The Value of Using AI/ML Libraries and Tools

AI/ML libraries and tools provide new ways to accelerate scientific computing and data-driven discovery. They help researchers create predictive models that learn from data, automate analysis of large-scale simulations, and bridge the gap between traditional numerical modeling and emerging data-centric approaches.

By leveraging AI/ML libraries that are part of E4S, users benefit from:

Portability and performance: E4S ensures compatibility with DOE leadership-class systems and major hardware platforms (NVIDIA, AMD, Intel, ARM).
Interoperability: AI/ML frameworks integrate with high-performance data and math libraries, facilitating hybrid workflows that combine simulation and learning.
Reproducibility: E4S provides well-tested, versioned, and build-cached environments, simplifying deployment across HPC facilities.
Extensibility: The ecosystem supports emerging AI models, scientific surrogates, and domain-aware learning frameworks built by national labs and research partners.

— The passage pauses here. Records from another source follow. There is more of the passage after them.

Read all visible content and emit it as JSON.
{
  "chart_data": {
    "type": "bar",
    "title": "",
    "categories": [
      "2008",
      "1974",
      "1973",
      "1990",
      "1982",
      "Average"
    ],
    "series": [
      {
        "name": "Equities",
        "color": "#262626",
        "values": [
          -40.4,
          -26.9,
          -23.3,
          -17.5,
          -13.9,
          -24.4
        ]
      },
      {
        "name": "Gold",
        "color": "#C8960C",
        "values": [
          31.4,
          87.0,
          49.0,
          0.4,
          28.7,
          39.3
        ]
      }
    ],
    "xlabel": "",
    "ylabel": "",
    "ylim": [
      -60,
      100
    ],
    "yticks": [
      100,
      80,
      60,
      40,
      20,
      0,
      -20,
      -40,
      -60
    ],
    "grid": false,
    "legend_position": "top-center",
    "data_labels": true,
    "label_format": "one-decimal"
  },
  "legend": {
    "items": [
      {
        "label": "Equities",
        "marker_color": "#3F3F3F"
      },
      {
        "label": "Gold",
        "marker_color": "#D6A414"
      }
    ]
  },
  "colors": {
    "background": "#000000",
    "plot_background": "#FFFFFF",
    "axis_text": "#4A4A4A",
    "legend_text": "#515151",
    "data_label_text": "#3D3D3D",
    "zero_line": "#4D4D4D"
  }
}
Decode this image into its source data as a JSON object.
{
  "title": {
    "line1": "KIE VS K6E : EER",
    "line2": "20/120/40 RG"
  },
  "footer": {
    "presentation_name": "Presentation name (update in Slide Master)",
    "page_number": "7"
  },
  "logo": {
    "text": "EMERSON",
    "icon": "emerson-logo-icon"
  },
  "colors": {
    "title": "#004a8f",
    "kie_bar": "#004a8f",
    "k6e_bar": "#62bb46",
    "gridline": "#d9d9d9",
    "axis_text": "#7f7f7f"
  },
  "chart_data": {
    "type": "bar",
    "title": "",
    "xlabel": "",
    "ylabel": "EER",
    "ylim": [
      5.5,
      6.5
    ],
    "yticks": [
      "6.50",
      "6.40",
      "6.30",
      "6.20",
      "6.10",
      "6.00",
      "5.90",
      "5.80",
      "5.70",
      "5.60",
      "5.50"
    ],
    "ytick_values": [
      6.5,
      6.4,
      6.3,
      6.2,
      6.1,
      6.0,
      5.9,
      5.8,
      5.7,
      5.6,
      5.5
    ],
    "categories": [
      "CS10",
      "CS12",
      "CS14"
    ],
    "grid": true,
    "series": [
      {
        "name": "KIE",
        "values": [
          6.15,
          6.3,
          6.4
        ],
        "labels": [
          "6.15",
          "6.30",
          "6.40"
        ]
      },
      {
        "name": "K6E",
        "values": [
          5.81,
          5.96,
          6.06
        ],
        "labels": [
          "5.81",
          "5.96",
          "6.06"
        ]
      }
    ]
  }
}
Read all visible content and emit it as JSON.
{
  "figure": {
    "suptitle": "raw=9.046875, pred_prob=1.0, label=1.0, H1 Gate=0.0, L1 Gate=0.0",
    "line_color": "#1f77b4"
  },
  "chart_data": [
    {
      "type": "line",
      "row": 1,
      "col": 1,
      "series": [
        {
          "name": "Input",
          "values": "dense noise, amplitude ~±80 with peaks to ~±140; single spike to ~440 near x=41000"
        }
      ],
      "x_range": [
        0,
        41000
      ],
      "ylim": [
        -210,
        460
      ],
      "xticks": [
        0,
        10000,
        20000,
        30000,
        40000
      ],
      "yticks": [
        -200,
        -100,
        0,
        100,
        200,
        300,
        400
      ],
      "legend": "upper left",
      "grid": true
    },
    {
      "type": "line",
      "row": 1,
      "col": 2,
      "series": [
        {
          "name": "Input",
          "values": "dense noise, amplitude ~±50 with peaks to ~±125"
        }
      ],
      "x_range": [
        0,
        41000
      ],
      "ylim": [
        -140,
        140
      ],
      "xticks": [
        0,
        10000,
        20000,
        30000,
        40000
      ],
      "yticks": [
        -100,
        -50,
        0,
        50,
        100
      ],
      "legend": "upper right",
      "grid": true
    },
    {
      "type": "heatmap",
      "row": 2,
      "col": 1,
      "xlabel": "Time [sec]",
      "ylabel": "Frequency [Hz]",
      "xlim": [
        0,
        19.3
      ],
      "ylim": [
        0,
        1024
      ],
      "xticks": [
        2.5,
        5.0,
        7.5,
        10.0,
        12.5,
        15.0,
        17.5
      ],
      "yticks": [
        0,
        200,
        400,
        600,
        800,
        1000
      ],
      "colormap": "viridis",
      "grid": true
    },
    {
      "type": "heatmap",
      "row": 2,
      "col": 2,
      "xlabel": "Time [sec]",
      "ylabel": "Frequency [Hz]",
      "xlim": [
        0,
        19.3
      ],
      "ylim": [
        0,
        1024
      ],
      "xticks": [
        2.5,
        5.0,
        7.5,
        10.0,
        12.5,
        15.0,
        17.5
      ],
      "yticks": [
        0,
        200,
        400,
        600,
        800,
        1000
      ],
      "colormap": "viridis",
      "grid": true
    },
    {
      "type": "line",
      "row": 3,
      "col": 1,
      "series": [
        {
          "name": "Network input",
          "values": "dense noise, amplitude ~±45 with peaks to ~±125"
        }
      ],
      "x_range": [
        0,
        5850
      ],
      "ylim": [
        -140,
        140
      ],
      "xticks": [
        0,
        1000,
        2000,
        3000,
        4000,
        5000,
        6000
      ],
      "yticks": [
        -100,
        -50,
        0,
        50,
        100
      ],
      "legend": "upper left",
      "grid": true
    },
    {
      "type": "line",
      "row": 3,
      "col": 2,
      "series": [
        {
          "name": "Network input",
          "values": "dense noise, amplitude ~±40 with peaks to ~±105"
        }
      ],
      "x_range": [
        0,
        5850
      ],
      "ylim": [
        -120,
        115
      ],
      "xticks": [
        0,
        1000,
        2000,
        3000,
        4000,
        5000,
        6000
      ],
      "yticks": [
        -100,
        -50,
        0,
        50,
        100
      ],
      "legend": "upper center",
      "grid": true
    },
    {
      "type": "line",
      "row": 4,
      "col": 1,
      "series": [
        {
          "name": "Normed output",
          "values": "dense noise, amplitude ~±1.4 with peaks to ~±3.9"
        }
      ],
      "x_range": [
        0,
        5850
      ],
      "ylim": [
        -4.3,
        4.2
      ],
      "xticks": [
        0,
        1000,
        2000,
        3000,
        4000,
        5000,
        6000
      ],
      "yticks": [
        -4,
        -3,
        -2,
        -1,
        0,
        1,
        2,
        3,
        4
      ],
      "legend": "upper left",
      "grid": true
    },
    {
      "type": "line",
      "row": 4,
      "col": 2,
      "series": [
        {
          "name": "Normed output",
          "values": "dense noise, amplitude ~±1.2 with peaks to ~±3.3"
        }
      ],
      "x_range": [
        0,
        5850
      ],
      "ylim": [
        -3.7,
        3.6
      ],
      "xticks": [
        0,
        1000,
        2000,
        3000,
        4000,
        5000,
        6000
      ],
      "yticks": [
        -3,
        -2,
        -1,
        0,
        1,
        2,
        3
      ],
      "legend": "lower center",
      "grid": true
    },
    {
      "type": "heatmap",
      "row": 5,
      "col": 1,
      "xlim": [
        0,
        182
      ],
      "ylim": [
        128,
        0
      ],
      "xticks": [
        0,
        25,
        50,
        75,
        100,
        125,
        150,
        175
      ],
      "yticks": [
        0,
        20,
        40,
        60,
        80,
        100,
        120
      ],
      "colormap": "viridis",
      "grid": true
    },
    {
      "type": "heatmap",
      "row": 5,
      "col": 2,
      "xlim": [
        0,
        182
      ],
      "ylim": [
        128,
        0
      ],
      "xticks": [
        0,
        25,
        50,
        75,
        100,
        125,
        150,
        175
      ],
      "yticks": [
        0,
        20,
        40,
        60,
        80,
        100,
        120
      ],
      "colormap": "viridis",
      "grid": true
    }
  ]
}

E4S thus bridges the growing intersection between traditional simulation-based computing and modern AI-driven workflows.

Industry-Standard AI/ML Products Supported in E4S

Product	Description	Website
TensorFlow	Widely used deep learning framework supporting CPUs, GPUs, and TPUs, integrated with Python and C++ APIs	https://www.tensorflow.org
PyTorch	Popular deep learning framework with dynamic computation graphs and strong GPU support	https://pytorch.org
ONNX	Open Neural Network Exchange format enabling model interoperability across frameworks	https://onnx.ai
Horovod	Distributed deep learning training framework for TensorFlow, PyTorch, and MXNet	https://github.com/horovod/horovod
scikit-learn	Classical machine learning library for Python, featuring regression, classification, and clustering	https://scikit-learn.org
XGBoost	Gradient boosting framework for scalable supervised learning	https://xgboost.ai
LightGBM	Gradient boosting framework optimized for performance and memory efficiency	https://lightgbm.readthedocs.io

Emerging Scientific AI/ML Products

Product	Description	Website
TorchSWE	Torch-based shallow water equation solver demonstrating physics-informed AI for PDEs	https://github.com/torchswe/torchswe
Modulus	NVIDIA-supported framework for physics-informed neural networks (PINNs) and operator learning	https://developer.nvidia.com/modulus
Colmena	Toolkit for steering AI-driven campaigns and adaptive sampling in HPC environments	https://github.com/exalearn/colmena
DeepHyper	Scalable hyperparameter optimization and neural architecture search framework for HPC systems	https://deephyper.readthedocs.io
SmartSim	Orchestration framework for coupling AI/ML models with HPC simulations	https://www.craylabs.org/docs/smartsim
AI4S (AI for Science) Tools	DOE-developed toolkits for applying machine learning to scientific simulations and experiments	https://ai4science.energy.gov
Maestro Workflow	Workflow manager enabling AI-driven orchestration and resource coordination	https://github.com/LLNL/maestrowf

Vendor-Provided AI/ML Tools from NVIDIA, AMD, Intel, and ARM

Vendor	Product	Description	Website
NVIDIA	cuDNN	GPU-accelerated primitives for deep neural networks, used by TensorFlow and PyTorch	https://developer.nvidia.com/cudnn
NVIDIA	TensorRT	Inference optimizer and runtime for high-performance deep learning inference	https://developer.nvidia.com/tensorrt
AMD	MIOpen	Deep learning primitives library optimized for ROCm GPUs	https://rocmdocs.amd.com/projects/miopen
AMD	ROCm AI Stack	Integrated AI software stack including PyTorch and TensorFlow with ROCm backend	https://rocmdocs.amd.com/en/latest/
Intel	oneDNN	Deep Neural Network Library optimized for Intel CPUs and GPUs	https://github.com/oneapi-src/oneDNN
Intel	OpenVINO	Toolkit for optimizing and deploying AI inference across Intel devices	https://www.intel.com/openvino
ARM	Compute Library	Optimized AI and computer vision functions for ARM-based architectures	https://developer.arm.com/solutions/machine-learning-on-arm/developer-material/compute-library

Summary

E4S’s integration of AI/ML tools complements its strong foundation in numerical, performance, and I/O libraries. By combining domain-tested HPC libraries with industry-standard and emerging AI frameworks, E4S enables the next generation of hybrid simulation–AI workflows that are portable, scalable, and sustainable across future exascale and AI-accelerated systems.